Background
With 12-month prevalence rates of more than 75% [
1], back pain is one of the main health problems in German adults [
2]. National health surveys indicate that 25% of women and 17% of men reported experiencing chronic back pain (CBP), i.e. back pain almost every day for at least 3 months, during the last 12 months [
3]. Back pain is more prevalent in women, in older people and in people with less education [
1,
3]. Use of health care services, sickness absence, and disability pension payments mean that illness has a high cost [
2].
The World Health Organisation (WHO) deemed rehabilitation essential to enabling people with disabilities or chronic diseases to participate in work and society, but also identified unmet needs [
4]. In Germany, age standardised utilisation of medical rehabilitation for musculoskeletal disorders decreased over the 14-year period between 2001 and 2015 from 11.9 per 1000 to 8.7 per 1000 in men and from 10.6 per 1000 to 7.7 per 1000 in women. Moreover, the proportion of disability pensioners with musculoskeletal disorders who did not undergo medical rehabilitation before their disability pension was granted increased over the 5-year period between 2007 and 2012 (males: 47.5 to 48.3%; females: 41.0 to 45.0%) [
5,
6].
Previous international research studies have reported various barriers to using rehabilitation services, i.e. factors that prevent persons from using rehabilitation services despite an obvious need for them. For example, a systematic review [
7] identified a range of financial, structural, personal and attitudinal determinants of access to rehabilitation services in the United States, but it is questionable whether these findings would transfer to the German context. In Germany, rehabilitation for working-age people is provided mainly by the German Pension Insurance (GPI). The GPI is a compulsory pension insurance scheme. Workers contribute to a pension scheme which is administered by the GPI. If workers reach the age of 65 years (gradually increasing to 67 years by 2031), the GPI pays a monthly pension based on their pension contributions. People who have a permanent disability that prevents them from working receive a disability pension until they become eligible for an old age pension. The GPI provides rehabilitation services on the principle ‘rehabilitation before pension’, i.e. they aim at avoiding paying disability pensions. The GPI offers about one million rehabilitation programmes per annum. Usually the prerequisite for access to rehabilitation is a claim by the person in question. The claim will be appraised by the GPI to determine the need for rehabilitation. Only post-acute rehabilitation (about one third of all rehabilitation measures) makes a simplified procedure for gaining access to medical rehabilitation possible.
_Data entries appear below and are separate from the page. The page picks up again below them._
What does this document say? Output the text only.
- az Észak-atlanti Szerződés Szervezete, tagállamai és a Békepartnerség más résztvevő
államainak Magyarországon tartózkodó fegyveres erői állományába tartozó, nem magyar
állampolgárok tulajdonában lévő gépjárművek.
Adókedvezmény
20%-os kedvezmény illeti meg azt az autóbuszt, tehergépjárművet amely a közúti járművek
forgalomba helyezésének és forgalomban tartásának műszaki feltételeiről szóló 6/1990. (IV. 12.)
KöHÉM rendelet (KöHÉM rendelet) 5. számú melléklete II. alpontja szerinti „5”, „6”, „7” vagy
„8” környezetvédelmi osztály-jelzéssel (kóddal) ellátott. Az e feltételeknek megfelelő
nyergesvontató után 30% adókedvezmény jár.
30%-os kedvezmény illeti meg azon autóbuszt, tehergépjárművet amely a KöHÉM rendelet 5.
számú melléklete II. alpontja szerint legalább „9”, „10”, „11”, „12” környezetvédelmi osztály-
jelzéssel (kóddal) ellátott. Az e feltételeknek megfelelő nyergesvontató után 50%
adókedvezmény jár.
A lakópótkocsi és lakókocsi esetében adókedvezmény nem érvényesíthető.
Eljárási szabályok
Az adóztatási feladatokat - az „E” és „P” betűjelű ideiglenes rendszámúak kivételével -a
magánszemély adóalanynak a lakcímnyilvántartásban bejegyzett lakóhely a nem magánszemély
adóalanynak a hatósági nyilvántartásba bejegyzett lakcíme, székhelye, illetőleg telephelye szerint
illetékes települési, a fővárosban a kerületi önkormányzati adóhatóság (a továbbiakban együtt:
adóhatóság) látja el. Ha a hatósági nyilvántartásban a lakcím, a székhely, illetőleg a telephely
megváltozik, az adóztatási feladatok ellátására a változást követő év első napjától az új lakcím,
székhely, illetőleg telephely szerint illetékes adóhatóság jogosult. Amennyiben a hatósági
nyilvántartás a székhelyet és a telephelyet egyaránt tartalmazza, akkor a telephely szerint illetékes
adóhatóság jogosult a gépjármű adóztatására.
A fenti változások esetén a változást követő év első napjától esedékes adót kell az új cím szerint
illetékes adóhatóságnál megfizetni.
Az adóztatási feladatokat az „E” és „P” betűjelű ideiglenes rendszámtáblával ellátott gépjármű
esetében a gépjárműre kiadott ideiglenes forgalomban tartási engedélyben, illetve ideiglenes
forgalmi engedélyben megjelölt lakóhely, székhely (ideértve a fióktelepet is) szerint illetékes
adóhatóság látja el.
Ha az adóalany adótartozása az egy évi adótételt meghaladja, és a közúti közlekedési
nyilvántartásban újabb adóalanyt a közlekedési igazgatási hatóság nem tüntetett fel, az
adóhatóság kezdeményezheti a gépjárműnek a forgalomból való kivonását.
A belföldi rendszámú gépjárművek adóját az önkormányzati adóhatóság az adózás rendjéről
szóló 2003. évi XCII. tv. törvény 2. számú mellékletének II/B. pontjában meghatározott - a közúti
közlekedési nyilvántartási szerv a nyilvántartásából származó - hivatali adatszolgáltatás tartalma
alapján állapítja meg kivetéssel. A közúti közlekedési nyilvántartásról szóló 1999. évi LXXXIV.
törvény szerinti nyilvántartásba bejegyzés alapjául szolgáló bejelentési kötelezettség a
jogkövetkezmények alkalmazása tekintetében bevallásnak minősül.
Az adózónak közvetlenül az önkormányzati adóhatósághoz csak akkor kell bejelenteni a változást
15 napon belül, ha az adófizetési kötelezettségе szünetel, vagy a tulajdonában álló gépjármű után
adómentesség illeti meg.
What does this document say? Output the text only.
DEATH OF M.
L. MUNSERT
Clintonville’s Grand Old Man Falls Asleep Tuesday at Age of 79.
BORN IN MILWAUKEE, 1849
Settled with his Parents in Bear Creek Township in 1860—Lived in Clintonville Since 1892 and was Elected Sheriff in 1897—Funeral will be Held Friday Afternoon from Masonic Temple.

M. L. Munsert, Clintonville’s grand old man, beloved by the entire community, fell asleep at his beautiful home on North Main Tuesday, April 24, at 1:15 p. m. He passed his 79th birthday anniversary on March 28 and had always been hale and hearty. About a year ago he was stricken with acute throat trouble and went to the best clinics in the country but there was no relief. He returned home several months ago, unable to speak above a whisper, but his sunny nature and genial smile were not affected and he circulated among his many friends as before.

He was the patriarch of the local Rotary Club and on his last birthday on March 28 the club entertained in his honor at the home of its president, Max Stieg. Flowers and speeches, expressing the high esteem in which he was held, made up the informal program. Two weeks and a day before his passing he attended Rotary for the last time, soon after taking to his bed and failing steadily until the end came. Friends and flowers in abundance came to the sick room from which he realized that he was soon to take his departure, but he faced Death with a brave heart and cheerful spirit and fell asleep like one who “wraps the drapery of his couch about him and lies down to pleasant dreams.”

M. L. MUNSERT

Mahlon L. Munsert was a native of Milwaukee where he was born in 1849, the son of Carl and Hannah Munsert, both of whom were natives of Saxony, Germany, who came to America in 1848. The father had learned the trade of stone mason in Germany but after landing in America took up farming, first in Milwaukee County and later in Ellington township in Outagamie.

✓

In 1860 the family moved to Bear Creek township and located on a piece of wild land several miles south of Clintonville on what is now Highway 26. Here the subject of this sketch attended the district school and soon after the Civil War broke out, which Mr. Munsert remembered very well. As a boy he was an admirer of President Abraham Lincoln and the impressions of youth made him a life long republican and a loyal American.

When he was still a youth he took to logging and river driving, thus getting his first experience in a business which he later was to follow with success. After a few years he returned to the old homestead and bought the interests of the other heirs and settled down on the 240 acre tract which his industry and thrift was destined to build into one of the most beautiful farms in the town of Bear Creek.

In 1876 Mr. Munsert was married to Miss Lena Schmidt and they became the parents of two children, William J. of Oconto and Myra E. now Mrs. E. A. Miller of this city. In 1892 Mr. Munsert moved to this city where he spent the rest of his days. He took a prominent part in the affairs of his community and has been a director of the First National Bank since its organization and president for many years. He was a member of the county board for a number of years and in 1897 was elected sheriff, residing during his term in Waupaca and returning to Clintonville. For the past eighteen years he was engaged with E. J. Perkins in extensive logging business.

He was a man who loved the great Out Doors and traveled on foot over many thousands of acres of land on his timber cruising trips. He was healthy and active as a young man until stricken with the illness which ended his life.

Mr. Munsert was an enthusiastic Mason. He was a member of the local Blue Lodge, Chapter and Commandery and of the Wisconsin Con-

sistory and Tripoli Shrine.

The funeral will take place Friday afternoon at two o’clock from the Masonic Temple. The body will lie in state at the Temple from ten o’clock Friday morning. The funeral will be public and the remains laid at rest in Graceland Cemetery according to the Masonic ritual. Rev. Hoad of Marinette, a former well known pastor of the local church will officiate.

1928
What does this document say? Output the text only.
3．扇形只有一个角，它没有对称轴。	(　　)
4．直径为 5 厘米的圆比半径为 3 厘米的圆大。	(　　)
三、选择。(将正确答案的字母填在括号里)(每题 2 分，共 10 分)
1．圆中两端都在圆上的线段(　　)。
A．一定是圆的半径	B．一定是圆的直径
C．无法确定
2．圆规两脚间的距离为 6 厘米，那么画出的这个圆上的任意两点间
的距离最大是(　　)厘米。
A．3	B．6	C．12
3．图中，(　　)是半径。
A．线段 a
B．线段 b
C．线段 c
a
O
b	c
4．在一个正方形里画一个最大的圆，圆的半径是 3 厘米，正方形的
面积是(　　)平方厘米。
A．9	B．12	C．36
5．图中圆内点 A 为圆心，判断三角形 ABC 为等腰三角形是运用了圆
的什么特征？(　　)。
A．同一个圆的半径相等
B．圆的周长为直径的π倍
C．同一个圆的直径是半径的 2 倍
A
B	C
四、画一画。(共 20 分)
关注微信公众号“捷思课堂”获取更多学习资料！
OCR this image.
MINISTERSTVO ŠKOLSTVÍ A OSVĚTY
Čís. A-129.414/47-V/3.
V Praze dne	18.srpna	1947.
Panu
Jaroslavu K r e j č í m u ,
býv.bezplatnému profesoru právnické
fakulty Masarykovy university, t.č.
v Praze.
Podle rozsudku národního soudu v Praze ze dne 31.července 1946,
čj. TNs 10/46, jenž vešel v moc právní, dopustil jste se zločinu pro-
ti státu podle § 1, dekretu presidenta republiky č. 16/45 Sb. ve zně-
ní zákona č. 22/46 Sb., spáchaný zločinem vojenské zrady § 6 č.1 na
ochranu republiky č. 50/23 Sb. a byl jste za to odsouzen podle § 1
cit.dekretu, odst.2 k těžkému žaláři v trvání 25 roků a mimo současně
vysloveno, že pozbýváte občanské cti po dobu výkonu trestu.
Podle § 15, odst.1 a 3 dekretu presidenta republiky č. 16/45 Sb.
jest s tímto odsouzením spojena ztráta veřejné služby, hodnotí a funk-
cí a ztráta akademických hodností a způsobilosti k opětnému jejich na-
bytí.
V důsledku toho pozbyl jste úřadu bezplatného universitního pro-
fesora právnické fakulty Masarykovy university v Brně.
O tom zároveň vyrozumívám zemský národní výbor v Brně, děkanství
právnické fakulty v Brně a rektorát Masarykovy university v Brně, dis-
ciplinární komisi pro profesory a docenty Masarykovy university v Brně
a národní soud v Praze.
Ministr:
During the last two decades, a number of studies have attempted to address the problem of unmet rehabilitation needs in Germany, either by asking people eligible for rehabilitation services or important stakeholders about barriers to using them [
8‐
13] or by comparing users and non-users to identify determinants of rehabilitation utilisation [
13‐
19]. According to these studies, the main predictor of rehabilitation utilisation appears to be impaired health, manifested as poor subjective health [
8,
11,
14‐
17], functional impairment or impairment in activities of everyday life [
11,
19], chronic conditions [
11,
19], poor work ability [
11,
18], long sickness absence [
8,
11,
14,
19], and greater use of medical care services [
11,
14]. Though these findings indicate that use of medical rehabilitation services is linked to substantial health problems affecting work ability, they do not give insight into the barriers to using rehabilitation services. Other studies have found that subjective rehabilitation need, rehabilitation intention and plans for utilising rehabilitation services predicted use of services [
17]. These variables may be proxy measures for the level of information about rehabilitation services and thus lack of awareness may represent a barrier to use of services. This suggestion is supported by the finding that the probability that an individual would request rehabilitation services was increased by a higher self-efficacy, i.e. the belief of being able to apply for a medical rehabilitation [
17]. Further cross-sectional findings also indicate the relevance of self-rated job insecurity [
8,
9,
11,
13], the recommendation of the attending physician [
8,
10‐
12,
17,
20] and perceived family support [
10‐
12,
17,
20]. Positive attitudes toward rehabilitation services were more salient in former rehabilitants or persons who planned to participate in a rehabilitation programme in the near future [
8,
11,
19,
20]. Previous research studies have produced inconsistent findings on the roles of sex, age, and socio-economic background in the use of rehabilitation services [
8,
11,
13‐
15,
20]. In the case of people with CBP intention to use and actual use of rehabilitation services may be influenced by job situation, work conditions, conflict between work and family roles and coping strategies, but so far these potential barriers have not been investigated through longitudinal research. Our first research goal is therefore to analyse a comprehensive set of barriers to accessing rehabilitation via a prospective design, using a sample large enough to provide a clear picture of the determinants of use of medical rehabilitation services.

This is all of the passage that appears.